Coca-Cola with Lime was released as a limited edition in Australia, at the same time as its American debut, in 2005. However, it proved quite unpopular with some larger retailers such as Woolworths and Coles, who bought in bulk, having to reduce the price considerably (50c for a 1.25 L bottle compared to around A$2 for all other varieties) to clear the product out. Despite a marketing push, it was a failure and discontinued by early 2006. Singapore became the third region after North America and Australia to receive the drink, in 2005. In 2021, it was back in the country for a limited time at 7-Eleven stores.

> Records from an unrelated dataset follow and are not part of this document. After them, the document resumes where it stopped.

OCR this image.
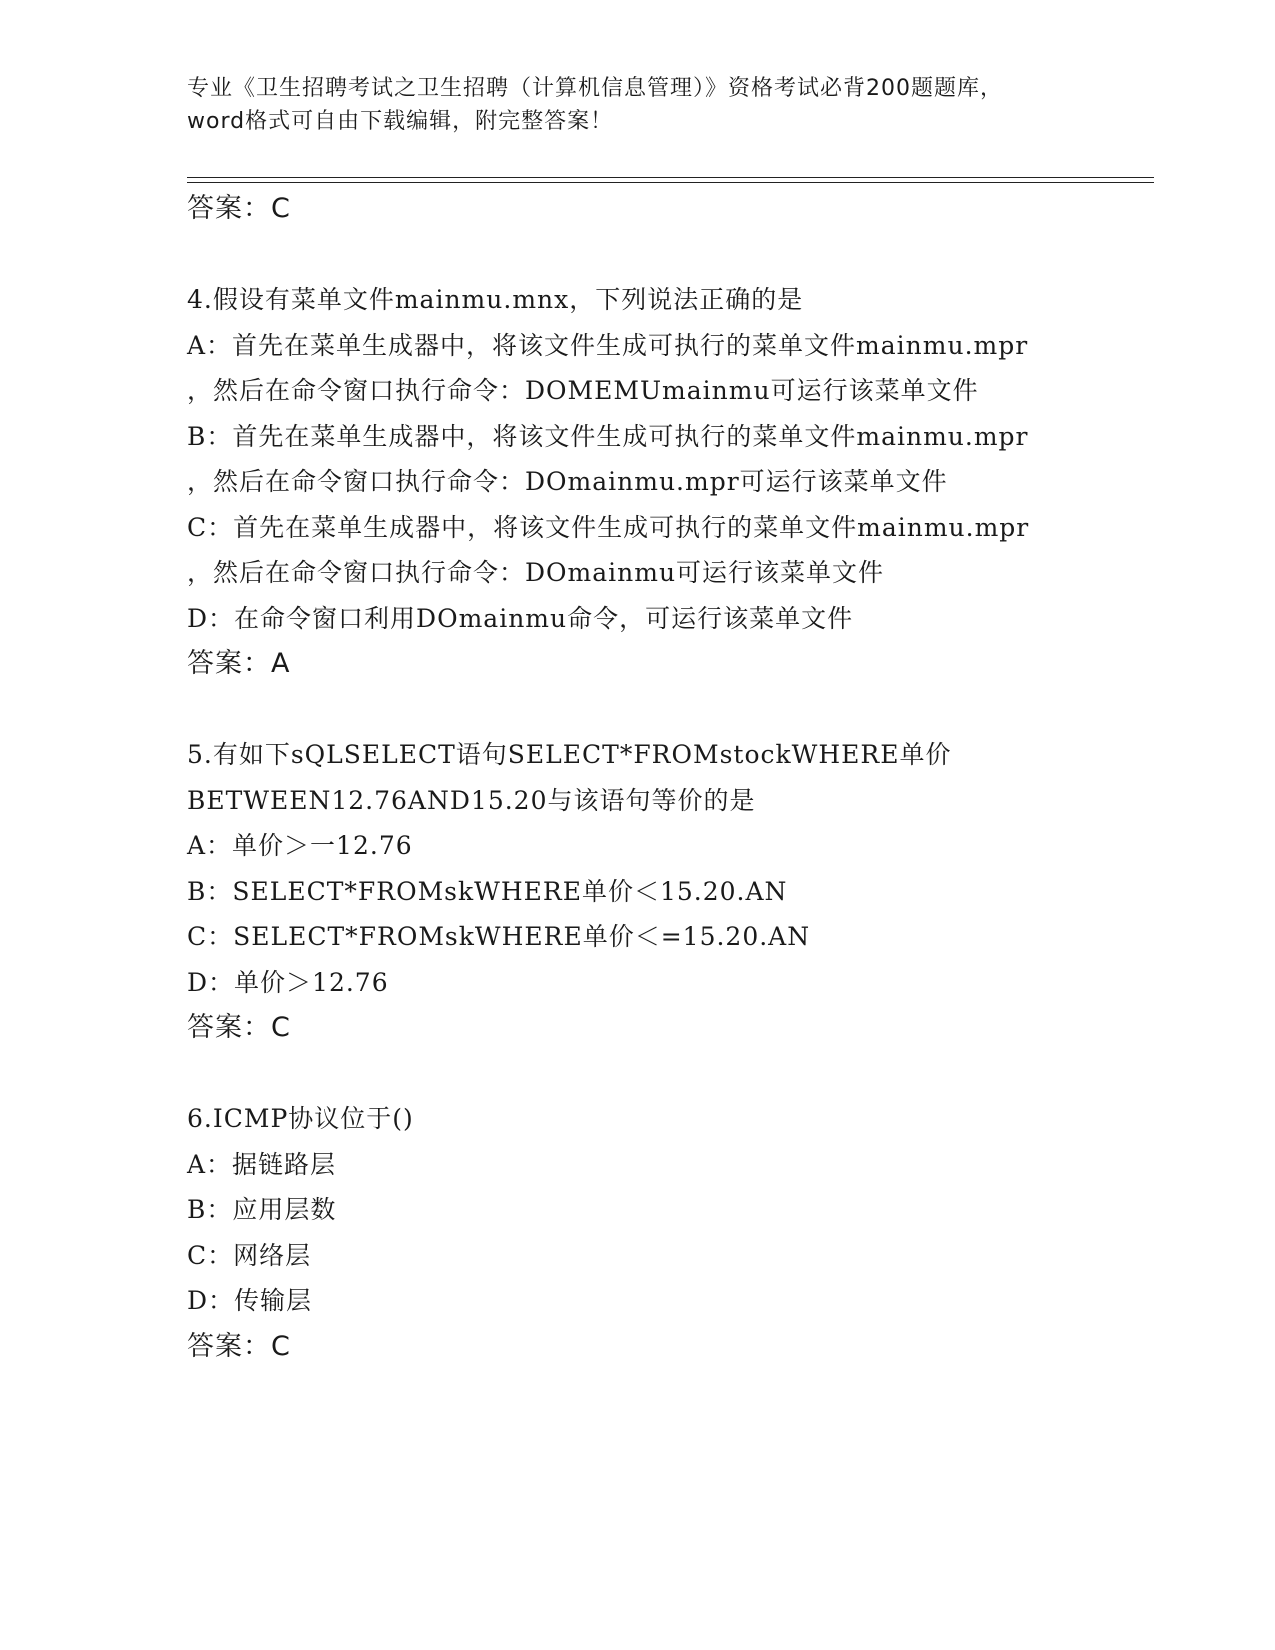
专业《卫生招聘考试之卫生招聘（计算机信息管理）》资格考试必背200题题库，
word格式可自由下载编辑，附完整答案！
答案：C
4.假设有菜单文件mainmu.mnx，下列说法正确的是
A：首先在菜单生成器中，将该文件生成可执行的菜单文件mainmu.mpr
，然后在命令窗口执行命令：DOMEMUmainmu可运行该菜单文件
B：首先在菜单生成器中，将该文件生成可执行的菜单文件mainmu.mpr
，然后在命令窗口执行命令：DOmainmu.mpr可运行该菜单文件
C：首先在菜单生成器中，将该文件生成可执行的菜单文件mainmu.mpr
，然后在命令窗口执行命令：DOmainmu可运行该菜单文件
D：在命令窗口利用DOmainmu命令，可运行该菜单文件
答案：A
5.有如下sQLSELECT语句SELECT*FROMstockWHERE单价
BETWEEN12.76AND15.20与该语句等价的是
A：单价＞一12.76
B：SELECT*FROMskWHERE单价＜15.20.AN
C：SELECT*FROMskWHERE单价＜=15.20.AN
D：单价＞12.76
答案：C
6.ICMP协议位于()
A：据链路层
B：应用层数
C：网络层
D：传输层
答案：C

Coca-Cola with Lime had limited releases in many European countries. It saw a limited edition release in Great Britain in the summer of 2006, after the success of Coca-Cola with Lemon the year before, and was available in green bottles. However, it was not made permanent at the time. The drink launched in Turkey in 2014, exclusive at Migros stores.

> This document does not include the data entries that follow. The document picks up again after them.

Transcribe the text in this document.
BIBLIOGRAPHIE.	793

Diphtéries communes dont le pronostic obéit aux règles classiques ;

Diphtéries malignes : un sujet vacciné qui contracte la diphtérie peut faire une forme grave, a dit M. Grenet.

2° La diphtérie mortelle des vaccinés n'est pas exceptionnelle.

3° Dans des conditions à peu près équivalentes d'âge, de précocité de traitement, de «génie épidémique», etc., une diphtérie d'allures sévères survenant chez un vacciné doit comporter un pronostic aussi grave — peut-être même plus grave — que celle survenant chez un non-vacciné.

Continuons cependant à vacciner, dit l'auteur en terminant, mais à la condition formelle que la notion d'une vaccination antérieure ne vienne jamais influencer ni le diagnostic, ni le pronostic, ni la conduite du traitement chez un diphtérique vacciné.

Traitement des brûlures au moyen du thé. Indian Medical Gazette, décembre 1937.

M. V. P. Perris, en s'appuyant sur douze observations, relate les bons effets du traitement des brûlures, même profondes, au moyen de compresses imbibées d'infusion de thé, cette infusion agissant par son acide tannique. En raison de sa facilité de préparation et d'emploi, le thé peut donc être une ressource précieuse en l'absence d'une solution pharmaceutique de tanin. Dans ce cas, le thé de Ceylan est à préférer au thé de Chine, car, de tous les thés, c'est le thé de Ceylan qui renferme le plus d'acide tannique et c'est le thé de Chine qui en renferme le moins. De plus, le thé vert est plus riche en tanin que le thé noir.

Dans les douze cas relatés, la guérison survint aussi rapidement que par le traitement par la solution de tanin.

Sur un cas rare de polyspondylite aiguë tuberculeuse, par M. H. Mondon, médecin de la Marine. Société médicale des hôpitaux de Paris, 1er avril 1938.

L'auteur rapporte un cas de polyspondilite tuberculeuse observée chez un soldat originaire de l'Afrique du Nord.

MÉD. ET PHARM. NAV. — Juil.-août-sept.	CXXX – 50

Lime had also began distribution in Poland in April 2017, and then in Romania returned to market in April 2024, a few years after discontinuation. Coca-Cola Lime returned to the British market in January 2025 after seventeen years, alongside its Zero Sugar counterpart. In 2025, the drink was introduced in Serbia and Montenegro.

== Zero Sugar version ==
Coca-Cola Zero Sugar Lime, which is based on the Coca-Cola Zero Sugar formulation, has also been produced. It has been released in 2021 in Turkey, 2022 in territories including Sweden, Portugal, and in 2025 in Britain.

In 2024, Coca-Cola Lime Zero Sugar launched in Australia and Thailand.